As she continues to read her books, the plots and thoughts of them bleed over into reality and she starts to see herself and Bob together. She starts to dress…well, provocative isn’t the right word. Maybe what an older lady would consider young and hip. She puts a pink bow in her hair and applies bright red lipstick, for instance. But her attention turns obsessive when she starts to do small things to be closer to him. She licks a spoon before using it to stir his coffee, for instance. Puts on his deodorant and cologne to smell of him. Brushes her teeth with his toothbrush, and so on.
In her letters to Sarah, Joyce plays up the romance so that when Sarah enters back into the picture, the plot morphs into the oddest love triangle I’ve seen in awhile which leads to an obsessive thriller…that’s lacking much in the way of thrills.
To call the story plodding would be an understatement. The problem is that Lin Shaye (rightly) plays the character with a campy edge. The way her face lights up as she’s dressed in pink bows, rouged cheeks and bright red lipstick made me laugh at the absurd juxtaposition. It’s almost like a coming-of-age story for a woman in her later years. The way she confuses her relationship with Bob with the kinds she reads in her romance books is simultaneously campy as hell and sad because you start to realize that this is probably the first time in a long time (if ever) that she’s felt the tingliness of love or…more likely, lust.

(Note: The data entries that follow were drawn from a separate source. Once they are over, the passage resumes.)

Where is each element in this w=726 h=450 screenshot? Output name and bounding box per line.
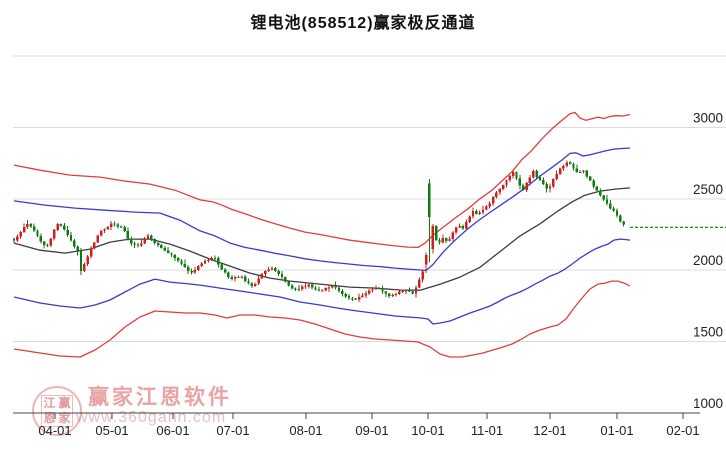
seal-char: 江 <box>43 396 56 410</box>
gridlines <box>13 55 726 343</box>
seal-char: 恩 <box>43 411 56 425</box>
chart-title: 锂电池(858512)赢家极反通道 <box>250 15 476 32</box>
x-tick-label: 06-01 <box>156 423 189 438</box>
channel-outer-resistance-red <box>13 111 631 249</box>
x-axis: 04-01 05-01 06-01 07-01 08-01 09-01 10-01 11-01… <box>13 412 700 438</box>
channel-midline-black <box>13 187 631 291</box>
channel-inner-resistance-blue <box>13 147 631 272</box>
watermark-brand-text: 赢家江恩软件 <box>88 386 232 409</box>
x-tick-label: 09-01 <box>355 423 388 438</box>
y-tick-label: 1500 <box>693 325 723 340</box>
x-tick-label: 01-01 <box>600 423 633 438</box>
x-tick-label: 11-01 <box>471 423 503 438</box>
y-tick-label: 3000 <box>693 110 723 125</box>
x-tick-label: 04-01 <box>38 423 71 438</box>
candles-layer <box>12 160 625 302</box>
x-tick-label: 02-01 <box>666 423 699 438</box>
channel-inner-support-blue <box>13 238 631 325</box>
x-tick-label: 05-01 <box>95 423 128 438</box>
x-tick-label: 07-01 <box>216 423 249 438</box>
y-tick-label: 2000 <box>693 253 723 268</box>
gann-seal-logo: 江 赢 恩 家 <box>32 386 82 436</box>
seal-char: 家 <box>58 411 71 425</box>
y-tick-label: 2500 <box>693 182 723 197</box>
y-tick-label: 1000 <box>693 396 723 411</box>
x-tick-label: 08-01 <box>289 423 322 438</box>
seal-characters: 江 赢 恩 家 <box>41 395 73 427</box>
channel-outer-support-red <box>13 280 631 358</box>
x-tick-label: 12-01 <box>533 423 566 438</box>
seal-char: 赢 <box>58 396 71 410</box>
x-tick-label: 10-01 <box>411 423 444 438</box>
y-axis-labels: 1000 1500 2000 2500 3000 <box>693 110 723 411</box>
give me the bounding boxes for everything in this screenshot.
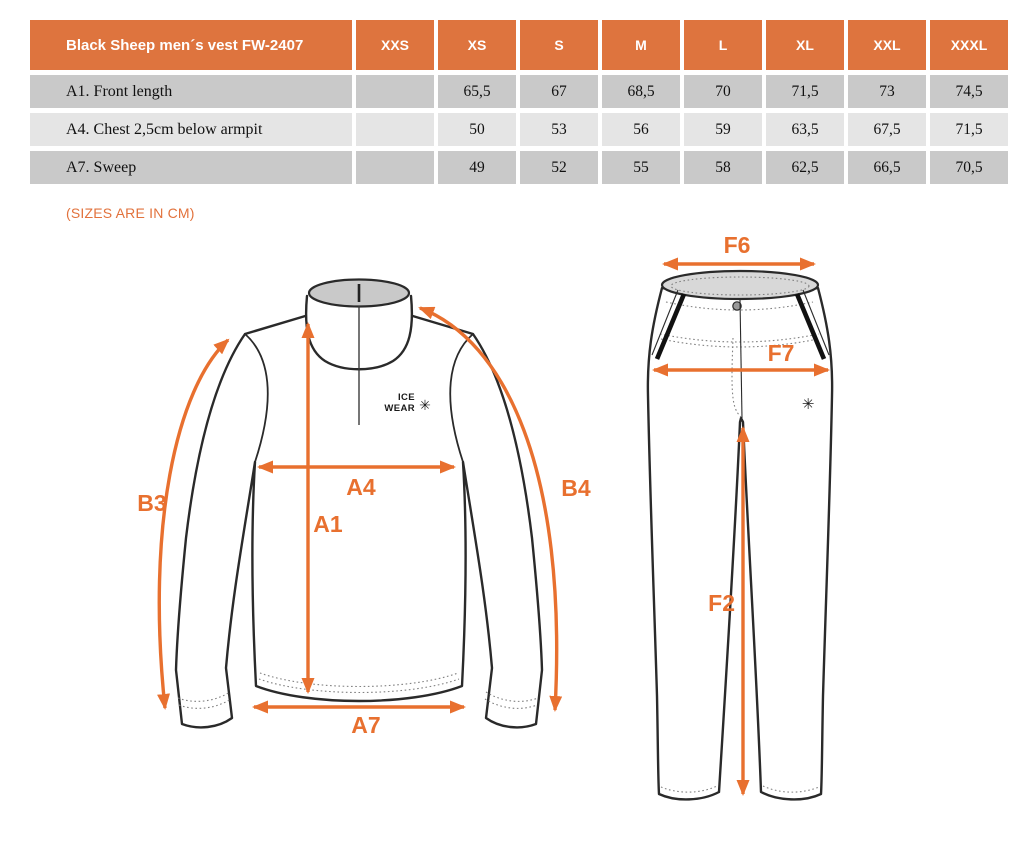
size-col-xxl: XXL [848,20,926,70]
measurement-value: 59 [684,113,762,146]
size-chart-table: Black Sheep men´s vest FW-2407 XXS XS S … [26,15,1012,189]
measurement-label: A7. Sweep [30,151,352,184]
size-col-m: M [602,20,680,70]
measurement-value [356,151,434,184]
waist-inner-stitching [670,276,810,296]
left-hem-stitching [660,785,718,793]
measurement-value: 66,5 [848,151,926,184]
measurement-value: 68,5 [602,75,680,108]
waist-button [732,301,742,311]
measurement-label: A1. Front length [30,75,352,108]
measurement-value: 67 [520,75,598,108]
size-col-l: L [684,20,762,70]
waist-opening [660,269,820,301]
pants-silhouette [646,286,834,801]
measurement-value: 56 [602,113,680,146]
table-row-chest: A4. Chest 2,5cm below armpit 50 53 56 59… [30,113,1008,146]
table-row-front-length: A1. Front length 65,5 67 68,5 70 71,5 73… [30,75,1008,108]
measurement-value: 67,5 [848,113,926,146]
measurement-value: 70,5 [930,151,1008,184]
measurement-value: 74,5 [930,75,1008,108]
a1-label: A1 [313,511,343,537]
logo-text-line2: WEAR [384,403,415,414]
snowflake-icon: ✳ [802,395,815,413]
size-col-xxxl: XXXL [930,20,1008,70]
measurement-value: 50 [438,113,516,146]
hem-stitching [259,672,459,687]
pants-measurement-diagram: ✳ F6 F7 F2 [646,232,834,801]
b3-label: B3 [137,490,166,516]
size-col-s: S [520,20,598,70]
measurement-value [356,113,434,146]
size-col-xs: XS [438,20,516,70]
snowflake-icon: ✳ [419,398,431,414]
b4-sleeve-arrow [418,306,563,712]
b3-sleeve-arrow [157,338,230,710]
table-header-row: Black Sheep men´s vest FW-2407 XXS XS S … [30,20,1008,70]
waistband-stitching [665,301,814,311]
fly-stitching [731,337,742,418]
measurement-value: 65,5 [438,75,516,108]
measurement-value [356,75,434,108]
measurement-label: A4. Chest 2,5cm below armpit [30,113,352,146]
f6-label: F6 [724,232,751,258]
measurement-value: 71,5 [930,113,1008,146]
measurement-value: 71,5 [766,75,844,108]
measurement-value: 49 [438,151,516,184]
right-hem-stitching [762,785,820,793]
a7-label: A7 [351,712,380,738]
right-pocket-binding [794,293,827,360]
measurement-value: 55 [602,151,680,184]
measurement-value: 58 [684,151,762,184]
left-pocket-binding [654,293,687,360]
measurement-value: 73 [848,75,926,108]
product-title: Black Sheep men´s vest FW-2407 [30,20,352,70]
f2-label: F2 [708,590,735,616]
left-pocket-edge [651,289,679,356]
f7-label: F7 [768,340,795,366]
table-row-sweep: A7. Sweep 49 52 55 58 62,5 66,5 70,5 [30,151,1008,184]
size-col-xl: XL [766,20,844,70]
measurement-value: 52 [520,151,598,184]
logo-text-line1: ICE [398,392,415,403]
a4-label: A4 [346,474,376,500]
left-raglan-seam [244,333,269,463]
b4-label: B4 [561,475,591,501]
waistband-stitching [659,333,820,348]
right-pocket-edge [802,289,830,356]
measurement-value: 53 [520,113,598,146]
measurement-value: 62,5 [766,151,844,184]
fly-center-line [739,299,743,419]
vest-measurement-diagram: ICE WEAR ✳ B3 A4 A1 A7 B4 [137,278,591,738]
units-note: (SIZES ARE IN CM) [66,205,195,221]
measurement-value: 63,5 [766,113,844,146]
measurement-value: 70 [684,75,762,108]
size-col-xxs: XXS [356,20,434,70]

The script by Stuart Flack seems interested in digging into those sexy erotic thrillers that were huge in the 90s, as it creates a love triangle between the three main characters. But with the addition of one of the triangle points being a lovesick grandma-esqe character, the movie never truly commits to either camp or dark thriller. There’s some darkness to Joyce’s character and her history. And her obsession with Bob has an almost Fatal Attraction-like quality to it. But it never pulls the trigger.
On the other hand, it’s a movie in which Shaye’s Joyce naively snorts crack and coos, “My goodness. You’re not a boy” when she fondles a much younger man’s member. It’s this kind of whiplash in tone that, if done properly, could have been much more interesting and effective. Instead, outside of some ridiculous moments, Room for Rent plays itself too seriously and the tone never feels more than slightly uncomfortable for most of the run time.

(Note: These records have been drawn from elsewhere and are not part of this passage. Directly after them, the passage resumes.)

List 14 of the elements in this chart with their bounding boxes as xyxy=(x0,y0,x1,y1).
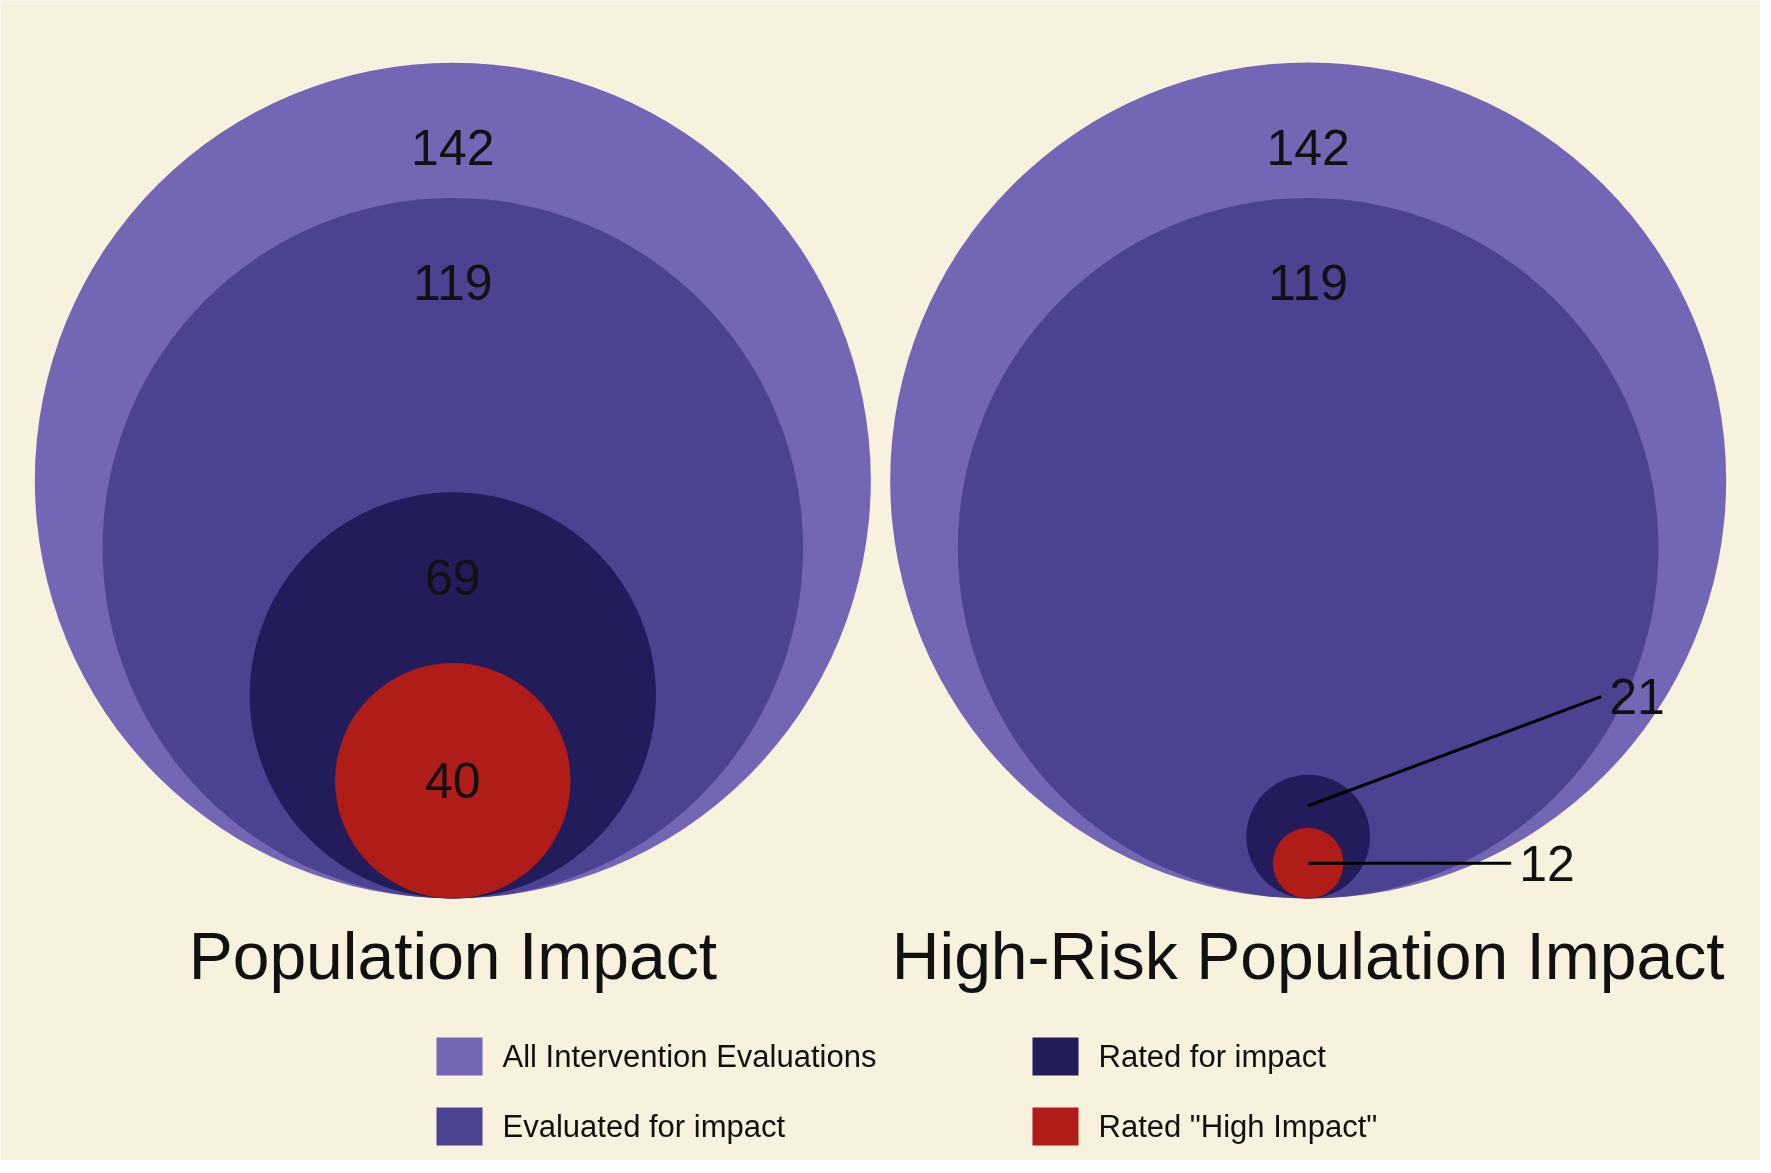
legend-label: All Intervention Evaluations xyxy=(502,1039,877,1074)
category-label: High-Risk Population Impact xyxy=(891,918,1725,993)
data-label: 40 xyxy=(425,753,481,810)
data-label: 142 xyxy=(411,120,495,176)
data-label: 21 xyxy=(1609,669,1665,726)
legend-label: Rated for impact xyxy=(1098,1039,1327,1074)
category-label: Population Impact xyxy=(188,918,717,993)
data-label: 119 xyxy=(1268,255,1349,312)
data-label: 119 xyxy=(412,255,493,312)
data-label: 142 xyxy=(1266,120,1350,176)
data-label: 12 xyxy=(1519,835,1575,892)
data-label: 69 xyxy=(425,549,481,606)
legend-label: Evaluated for impact xyxy=(502,1109,786,1144)
legend-label: Rated "High Impact" xyxy=(1098,1109,1378,1144)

My face watching most of this was the classic Chrissy Teigen grimace gif. Shaye was fascinating to watch, as always, and I loved her camp performance. But the story just doesn’t do anything with it. I wanted it to fully embrace the lunacy that Shaye so perfectly exudes. It needed that extra dynamic so that when it does go dark, it hits harder than it does. You need that camp high to make the place it goes work. Ultimately, it just left me perplexed.